戦略・戦術を組織へ浸透させる

 クロスSWOT分析により得られた戦略・戦術を実行に移すフェーズ辺りからは、その実施方法やスピードに企業ごとのばらつきが生じる気がします。一般的に中小企業は大企業に比べて小回りが利くことが強みであるとされますが、確かに事業運営が順調な中小企業ほど、経営者の声が企業内の組織に浸透しやすく、また従業員側もスピードを意識しながら自らの持ち場で行うべきことを考えて行動に移すことができる文化があります。その一方で、経営課題を抱える企業の場合は、どちらかというと経営者の声が企業内に浸透しづらく、スピードや行動力をあまり意識しない文化を持っていることが多いのではないでしょうか。
 
 
経営課題解決を拒む二つの壁
 これは企業が経営課題に直面している状況に限らず、個人レベルでの課題や悩みを解決する上でも同様の事が言えると思いますが、課題を解決する際には、①何をするべきかを決めて、②実行に移す、という大きく二つのステップを踏みます。
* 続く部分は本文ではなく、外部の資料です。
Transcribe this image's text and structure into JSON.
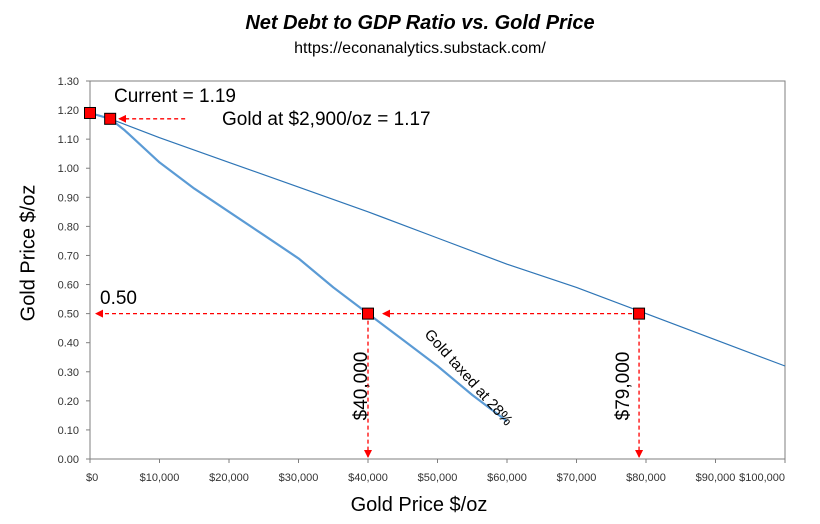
{
  "chart_data": {
    "type": "line",
    "title": "Net Debt to GDP Ratio vs. Gold Price",
    "subtitle": "https://econanalytics.substack.com/",
    "xlabel": "Gold Price $/oz",
    "ylabel": "Gold Price $/oz",
    "xlim": [
      0,
      100000
    ],
    "ylim": [
      0,
      1.3
    ],
    "x_tick_labels": [
      "$0",
      "$10,000",
      "$20,000",
      "$30,000",
      "$40,000",
      "$50,000",
      "$60,000",
      "$70,000",
      "$80,000",
      "$90,000",
      "$100,000"
    ],
    "y_tick_labels": [
      "0.00",
      "0.10",
      "0.20",
      "0.30",
      "0.40",
      "0.50",
      "0.60",
      "0.70",
      "0.80",
      "0.90",
      "1.00",
      "1.10",
      "1.20",
      "1.30"
    ],
    "grid": false,
    "series": [
      {
        "x": [
          0,
          2900,
          10000,
          20000,
          30000,
          40000,
          50000,
          60000,
          70000,
          80000,
          90000,
          100000
        ],
        "y": [
          1.19,
          1.17,
          1.105,
          1.02,
          0.935,
          0.85,
          0.76,
          0.67,
          0.59,
          0.5,
          0.41,
          0.32
        ],
        "color": "#2e75b6"
      },
      {
        "label": "Gold taxed at 28%",
        "x": [
          0,
          2900,
          5000,
          10000,
          15000,
          20000,
          25000,
          30000,
          35000,
          40000,
          45000,
          50000,
          55000,
          60000
        ],
        "y": [
          1.19,
          1.17,
          1.13,
          1.02,
          0.93,
          0.85,
          0.77,
          0.69,
          0.59,
          0.5,
          0.41,
          0.32,
          0.22,
          0.13
        ],
        "color": "#5b9bd5"
      }
    ],
    "markers": [
      {
        "x": 0,
        "y": 1.19,
        "label": "Current = 1.19"
      },
      {
        "x": 2900,
        "y": 1.17,
        "label": "Gold at $2,900/oz = 1.17"
      },
      {
        "x": 40000,
        "y": 0.5,
        "label": "$40,000"
      },
      {
        "x": 79000,
        "y": 0.5,
        "label": "$79,000"
      }
    ],
    "annotations": {
      "level_label": "0.50"
    },
    "colors": {
      "marker": "#ff0000",
      "arrow": "#ff0000",
      "axis": "#7f7f7f"
    }
  }
}
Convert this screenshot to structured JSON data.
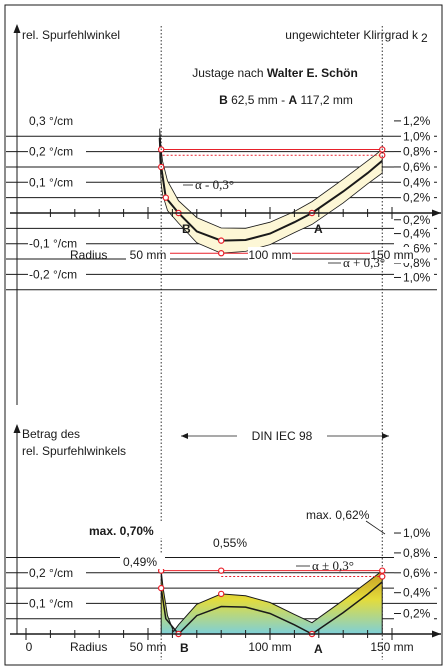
{
  "colors": {
    "ink": "#1a1a1a",
    "red": "#e8202a",
    "band_fill": "#fdf7d6",
    "gradient_top": "#c79a22",
    "gradient_mid": "#e4dc3a",
    "gradient_bottom": "#7ed0d8"
  },
  "chart_data": [
    {
      "type": "line",
      "title": "Justage nach Walter E. Schön",
      "title_prefix": "Justage nach ",
      "title_name": "Walter E. Schön",
      "subtitle": {
        "b_label": "B",
        "b_value": " 62,5 mm - ",
        "a_label": "A",
        "a_value": " 117,2 mm"
      },
      "ylabel_left": "rel. Spurfehlwinkel",
      "ylabel_right": "ungewichteter Klirrgrad k",
      "ylabel_right_sub": "2",
      "xlabel": "Radius",
      "x_tick_labels": [
        "50 mm",
        "100 mm",
        "150 mm"
      ],
      "x_ticks": [
        50,
        100,
        150
      ],
      "xlim": [
        0,
        155
      ],
      "left_ticks": [
        {
          "value": 0.3,
          "label": "0,3 °/cm"
        },
        {
          "value": 0.2,
          "label": "0,2 °/cm"
        },
        {
          "value": 0.1,
          "label": "0,1 °/cm"
        },
        {
          "value": -0.1,
          "label": "-0,1 °/cm"
        },
        {
          "value": -0.2,
          "label": "-0,2 °/cm"
        }
      ],
      "right_ticks_upper": [
        "1,2%",
        "1,0%",
        "0,8%",
        "0,6%",
        "0,4%",
        "0,2%"
      ],
      "right_ticks_lower": [
        "0,2%",
        "0,4%",
        "0,6%",
        "0,8%",
        "1,0%"
      ],
      "point_labels": {
        "b": "B",
        "a": "A"
      },
      "annotations": {
        "minus": "α - 0,3°",
        "plus": "α + 0,3°"
      },
      "series": [
        {
          "x": [
            55.4,
            57.3,
            62.5,
            70,
            80,
            90,
            100,
            110,
            117.2,
            130,
            140,
            146
          ],
          "y": [
            0.15,
            0.05,
            0,
            -0.06,
            -0.09,
            -0.088,
            -0.067,
            -0.03,
            0,
            0.07,
            0.13,
            0.17
          ]
        },
        {
          "x": [
            55.4,
            56,
            58,
            62.5,
            70,
            80,
            90,
            100,
            110,
            117.2,
            130,
            140,
            146
          ],
          "y": [
            0.207,
            0.168,
            0.105,
            0.04,
            -0.015,
            -0.049,
            -0.05,
            -0.03,
            0.005,
            0.037,
            0.11,
            0.17,
            0.207
          ]
        },
        {
          "x": [
            55.4,
            56,
            58,
            62.5,
            70,
            80,
            90,
            100,
            110,
            117.2,
            130,
            140,
            146
          ],
          "y": [
            0.095,
            0.06,
            0.008,
            -0.033,
            -0.097,
            -0.131,
            -0.125,
            -0.103,
            -0.064,
            -0.037,
            0.033,
            0.095,
            0.13
          ]
        }
      ],
      "reference_lines": [
        0.207,
        0.188,
        -0.131
      ]
    },
    {
      "type": "area",
      "title": "DIN IEC 98",
      "ylabel_left_1": "Betrag des",
      "ylabel_left_2": "rel. Spurfehlwinkels",
      "xlabel": "Radius",
      "x_tick_labels": [
        "0",
        "50 mm",
        "100 mm",
        "150 mm"
      ],
      "x_ticks": [
        0,
        50,
        100,
        150
      ],
      "xlim": [
        0,
        155
      ],
      "left_ticks": [
        {
          "value": 0.2,
          "label": "0,2 °/cm"
        },
        {
          "value": 0.1,
          "label": "0,1 °/cm"
        }
      ],
      "right_ticks": [
        "1,0%",
        "0,8%",
        "0,6%",
        "0,4%",
        "0,2%"
      ],
      "point_labels": {
        "b": "B",
        "a": "A"
      },
      "annotations": {
        "max_left": "max. 0,70%",
        "val_049": "0,49%",
        "val_055": "0,55%",
        "max_right": "max. 0,62%",
        "alpha": "α ± 0,3°"
      },
      "envelope": {
        "x": [
          55.4,
          56,
          58,
          62.5,
          70,
          80,
          90,
          100,
          110,
          117.2,
          130,
          140,
          146
        ],
        "y": [
          0.207,
          0.168,
          0.105,
          0.04,
          0.097,
          0.131,
          0.125,
          0.103,
          0.064,
          0.037,
          0.11,
          0.17,
          0.207
        ]
      },
      "nominal": {
        "x": [
          55.4,
          57.3,
          62.5,
          70,
          80,
          90,
          100,
          110,
          117.2,
          130,
          140,
          146
        ],
        "y": [
          0.15,
          0.05,
          0,
          0.06,
          0.09,
          0.088,
          0.067,
          0.03,
          0,
          0.07,
          0.13,
          0.17
        ]
      },
      "reference_lines": [
        0.207,
        0.188
      ]
    }
  ]
}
企業経営に限って言えば、これまでに示したクロスSWOT分析等の目的は、前者の「何をするべきかを決める」為のフレームワークや分析であり、現状や課題を整理して戦略・戦術を導き出すことが目的でした。この①のステップを適切に行えるかどうかが、経営課題解決に向けた最初の壁ともいえますが、実際には「②実行に移す」というステップで直面する壁の方がはるかに大きいケースが多いと考えます。戦略・戦術を決めることに比べると、実行に移すステップの方がはるかに組織力を問われることになるからです。
 
 
戦略・戦術の組織へ浸透
 経営者が決めた戦略・戦術が組織に上手く浸透せず、実行に移せない時、組織内で何が起こっているかを整理してみると、以下のようなケースが想像できます。
 
経営者の決めた戦略・戦術が…
A. 従業員に「聞こえていない」
B. 従業員に「聞こえている」が「実行に移さない・実行する気が無い」
C. 従業員に「聞こえている」し「実行する気はある」が「方法がわからない」
 
 戦略・戦術を組織に浸透させて実行に移すには、上記のケースごとに対応が少し異なります。例えばAのケースは情報の共有に関する課題があるので、まずは経営者の意思を従業員に直接伝える”場”をしっかりと確保したり、様々な共有方法を検討することから始めます。次にBのケースは経営者と従業員の意思の疎通が図れず、おそらくは信頼関係が確立できていない(実は最も根が深い)ことを解消する必要があるので、細やかで地道なコミュニケーションから始めなければなりません。Cのケースであれば、例えば組織や部門別に手段をそれぞれが検討することから始めるだけでも対策が打てる可能性があるのではないでしょうか。
 
 
戦略・戦術を組織へ浸透する際のポイント
 ここまでに述べたように、経営者の決めた戦略・戦術が組織に浸透しない理由は企業によりさまざまな要因が考えられますので、一概に効果的なポイントを示すことは非常に難しいです。ただ、個人的な経験から一つポイントを挙げるとすれば、経営者が経営課題の解決を望む意識を、従業員としっかり共有することは非常に大切だと思います。これは単純に経営者の考えを従業員に”連絡する”というものではありません。経営者も従業員もお互いが企業の継続を望み、従業員も当事者として経営課題を意識するレベルまで意思の疎通をはかることを指しています。具体的な方法やアプローチは色々とあると思いますが、例えば外部環境分析や内部環境分析を行う際の情報源に、企業内の従業員や現場の声・情報をしっかりと取り入れること、またその為のコミュニケーションを経営者自らが現場に出向いて行うことなどが挙げられます。クロスSWOT分析等により得られた戦略・戦術の根幹に従業員の意見や情報がしっかりと組み込まれていれば、戦略・戦術を浸透させようとした際にも従業員側の納得度は向上します。
 
経営者の役割(戦略の浸透と現場情報の収集)


 
中小企業診断士に”できないこと”
 中小企業診断士が主にコンタクトするのはここで述べた「経営者」になります。その為、ここまでに述べたようにクライアントである経営者自身のスタンスや経営者と従業員との関係により、中小企業診断士として企業を支援する際の支援内容も幅広く存在することになります。ただ、組織文化の改善や経営者と従業員の信頼関係の構築という、企業を構成する人々の意識や心理に関わる作業は、残念ながら中小企業診断士のような社外の立場からでは直接改善に関わることはできません。”支援や”診断”という言葉がなんとなく”主体ではない”という意味を含んでいるとおり、主体となる経営者や従業員がより効率的に経営課題の解決に取り組めるように、ソフト(広義の情報)によるフォローやアドバイスを行うことだけが中小企業診断士にできることだと思います。